もつれない患者との会話術
ポイント
小銭は額面価格の20倍までなら窓口側では受け取らなければなりません。どの程度小銭を持っていそうか,支払う動作の手際など,患者の様子をさりげなく見て,トラブルになる可能性を判断します。他の患者の迷惑にならないよう,列の外で小銭を整理してもらうなど,患者の流れをうまく誘導する声かけも必要です。
解説
医療機関の窓口に限らず,スーパーマーケットやコンビニなどのレジで高齢の方が小銭で支払いをしようとする光景を見かけることがあります。筆者も以前,スーパーのレジで中年女性がいっぱい詰まった封筒から1円玉を並べて会計している場面に遭遇し,急いでいる身にはつらい状況であったことを覚えています。会計窓口の担当者としても,混んでいるときにこのような行為をする患者がいると,心の中では「早くしてよ!」と叫びたいところでしょう。

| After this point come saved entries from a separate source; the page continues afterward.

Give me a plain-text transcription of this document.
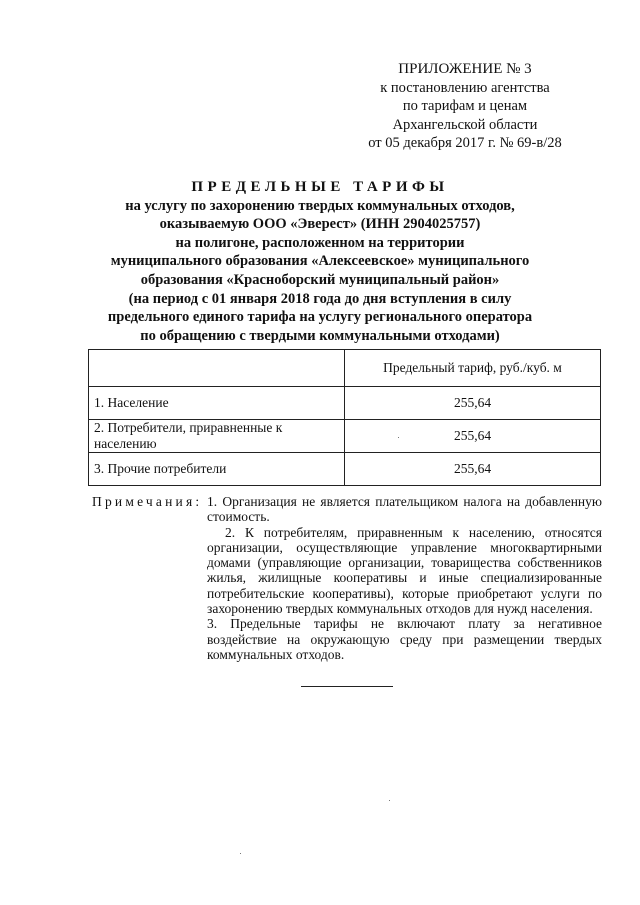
ПРИЛОЖЕНИЕ № 3
к постановлению агентства
по тарифам и ценам
Архангельской области
от 05 декабря 2017 г. № 69-в/28
ПРЕДЕЛЬНЫЕ ТАРИФЫ
на услугу по захоронению твердых коммунальных отходов,
оказываемую ООО «Эверест» (ИНН 2904025757)
на полигоне, расположенном на территории
муниципального образования «Алексеевское» муниципального
образования «Красноборский муниципальный район»
(на период с 01 января 2018 года до дня вступления в силу
предельного единого тарифа на услугу регионального оператора
по обращению с твердыми коммунальными отходами)
	Предельный тариф, руб./куб. м
1. Население	255,64
2. Потребители, приравненные к населению	255,64
3. Прочие потребители	255,64
Примечания: 1. Организация не является плательщиком налога на добавленную стоимость.
2. К потребителям, приравненным к населению, относятся организации, осуществляющие управление многоквартирными домами (управляющие организации, товарищества собственников жилья, жилищные кооперативы и иные специализированные потребительские кооперативы), которые приобретают услуги по захоронению твердых коммунальных отходов для нужд населения.
3. Предельные тарифы не включают плату за негативное воздействие на окружающую среду при размещении твердых коммунальных отходов.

実は,小銭での支払いに関しては,「通貨の単位及び貨幣の発行等に関する法律」で規定されています。具体的には,同法第7条(法貨としての通用限度)において「貨幣は,額面価格の20倍までを限り,法貨として通用する」というルールがあるのです。ここでいう「法貨」とは,「法定貨幣」の略で,「国法をもって強制通用力を与えられた貨幣」(広辞苑)を指します。

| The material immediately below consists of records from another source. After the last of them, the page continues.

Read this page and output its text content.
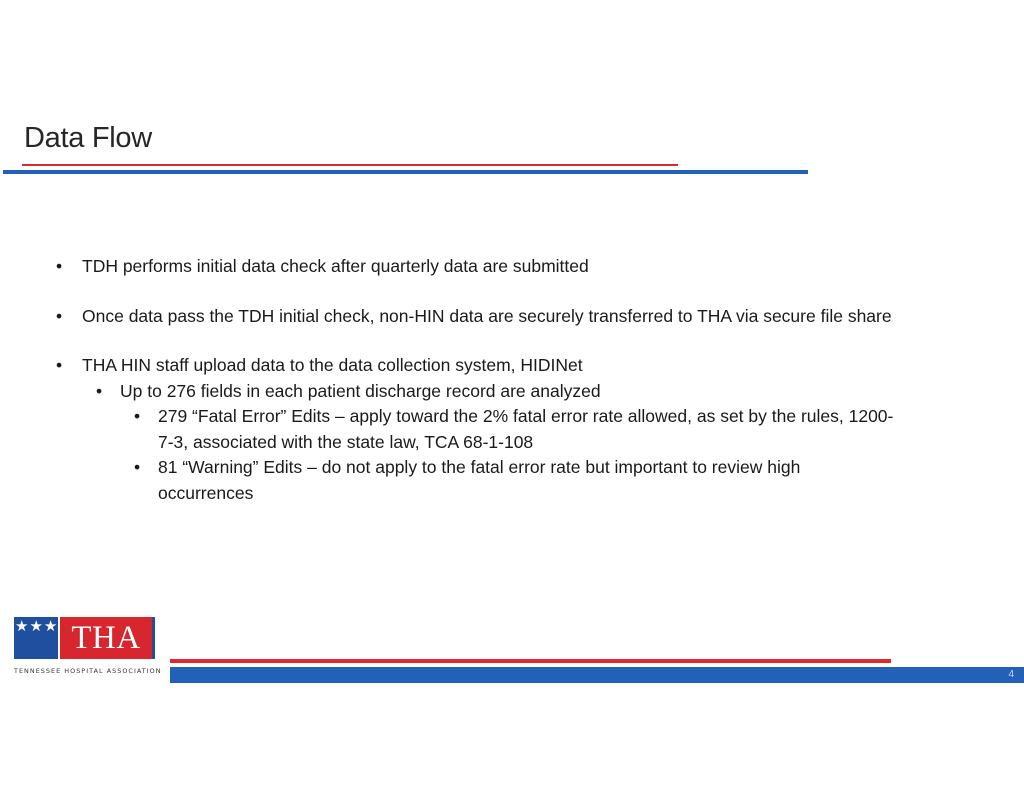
Data Flow

• TDH performs initial data check after quarterly data are submitted

• Once data pass the TDH initial check, non-HIN data are securely transferred to THA via secure file share

• THA HIN staff upload data to the data collection system, HIDINet

• Up to 276 fields in each patient discharge record are analyzed

• 279 “Fatal Error” Edits – apply toward the 2% fatal error rate allowed, as set by the rules, 1200-7-3, associated with the state law, TCA 68-1-108

• 81 “Warning” Edits – do not apply to the fatal error rate but important to review high occurrences

★★★ THA
TENNESSEE HOSPITAL ASSOCIATION	4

したがって,1円玉は20円まで,5円玉は100円まで,10円玉は200円まで,50円玉は1,000円まで,100円玉は2,000円まで,500円玉は10,000円までです。会計窓口での支払いも,この貨幣ごとの法定枚数20枚を目安に金銭授受を行えばよいのであり,法定枚数を超える分については受け取りを拒否しても差し支えなく,他の貨幣での支払いを要求してもよいことになります。
医療機関の対応
「法貨」に関する法律,概念を知っていたとしても,接遇に気を遣っている医療機関では,実際には小銭だからといって受け取りを拒否するのは難しいと思われます。また,現実に大量の小銭で支払おうとする患者さんも多くはないでしょう。

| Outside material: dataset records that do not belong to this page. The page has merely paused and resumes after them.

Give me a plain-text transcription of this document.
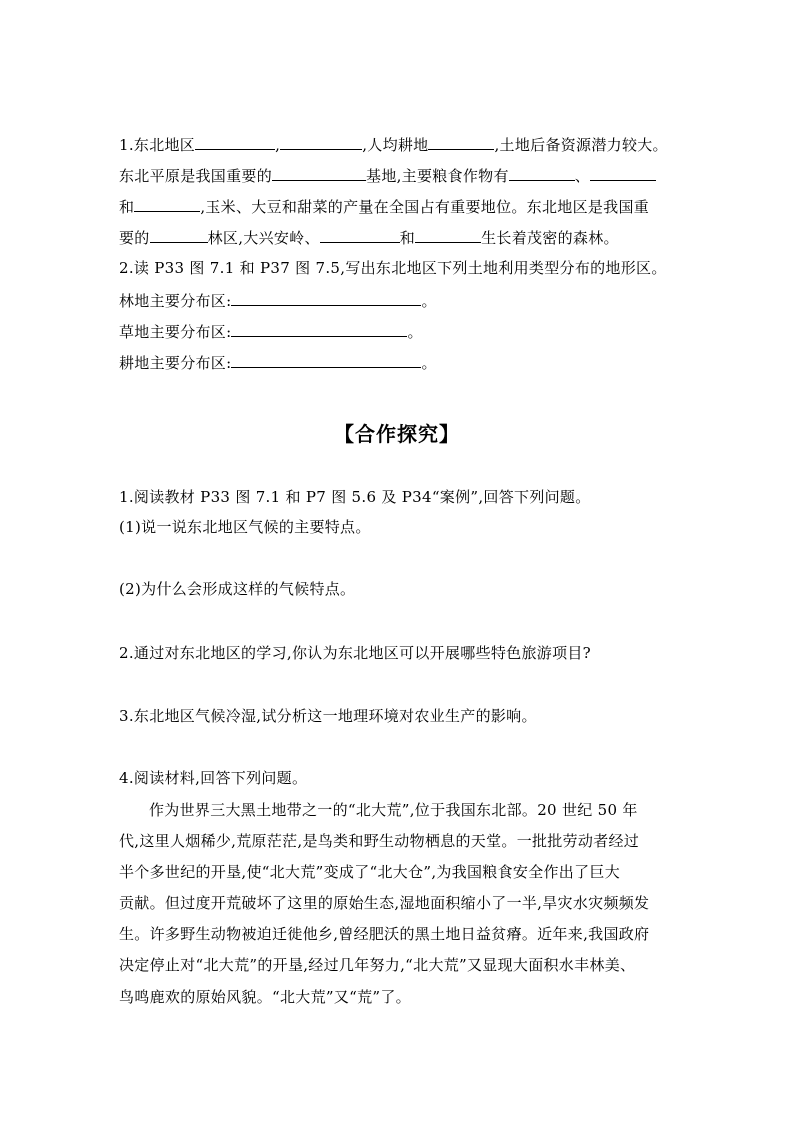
1.东北地区	,	,人均耕地	,土地后备资源潜力较大。
东北平原是我国重要的	基地,主要粮食作物有	、
和	,玉米、大豆和甜菜的产量在全国占有重要地位。东北地区是我国重
要的	林区,大兴安岭、	和	生长着茂密的森林。
2.读 P33 图 7.1 和 P37 图 7.5,写出东北地区下列土地利用类型分布的地形区。
林地主要分布区:	。
草地主要分布区:	。
耕地主要分布区:	。
【合作探究】
1.阅读教材 P33 图 7.1 和 P7 图 5.6 及 P34“案例”,回答下列问题。
(1)说一说东北地区气候的主要特点。
(2)为什么会形成这样的气候特点。
2.通过对东北地区的学习,你认为东北地区可以开展哪些特色旅游项目?
3.东北地区气候冷湿,试分析这一地理环境对农业生产的影响。
4.阅读材料,回答下列问题。
作为世界三大黑土地带之一的“北大荒”,位于我国东北部。20 世纪 50 年
代,这里人烟稀少,荒原茫茫,是鸟类和野生动物栖息的天堂。一批批劳动者经过
半个多世纪的开垦,使“北大荒”变成了“北大仓”,为我国粮食安全作出了巨大
贡献。但过度开荒破坏了这里的原始生态,湿地面积缩小了一半,旱灾水灾频频发
生。许多野生动物被迫迁徙他乡,曾经肥沃的黑土地日益贫瘠。近年来,我国政府
决定停止对“北大荒”的开垦,经过几年努力,“北大荒”又显现大面积水丰林美、
鸟鸣鹿欢的原始风貌。“北大荒”又“荒”了。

このため,1回目は小銭での支払いに応じつつ,次回からは「額面の20倍までしか通用しない」旨の説明をするようにすればよいと思います。その際,患者の様子・機嫌を見計らいつつ,可能なら法律で決まっていることも説明してもよいと思われます。
さらに,常に小銭が溜まっている,小銭の使い道に困っている様子がうかがえるなら,「銀行の硬貨計算機で両替してくれるところもありますよ」と丁寧に説明すれば,一層よろしいかと思います。
関係法令など
- 通貨の単位及び貨幣の発行等に関する法律第7条(法貨としての通用限度)
貨幣は,額面価格の20倍までを限り,法貨として通用する。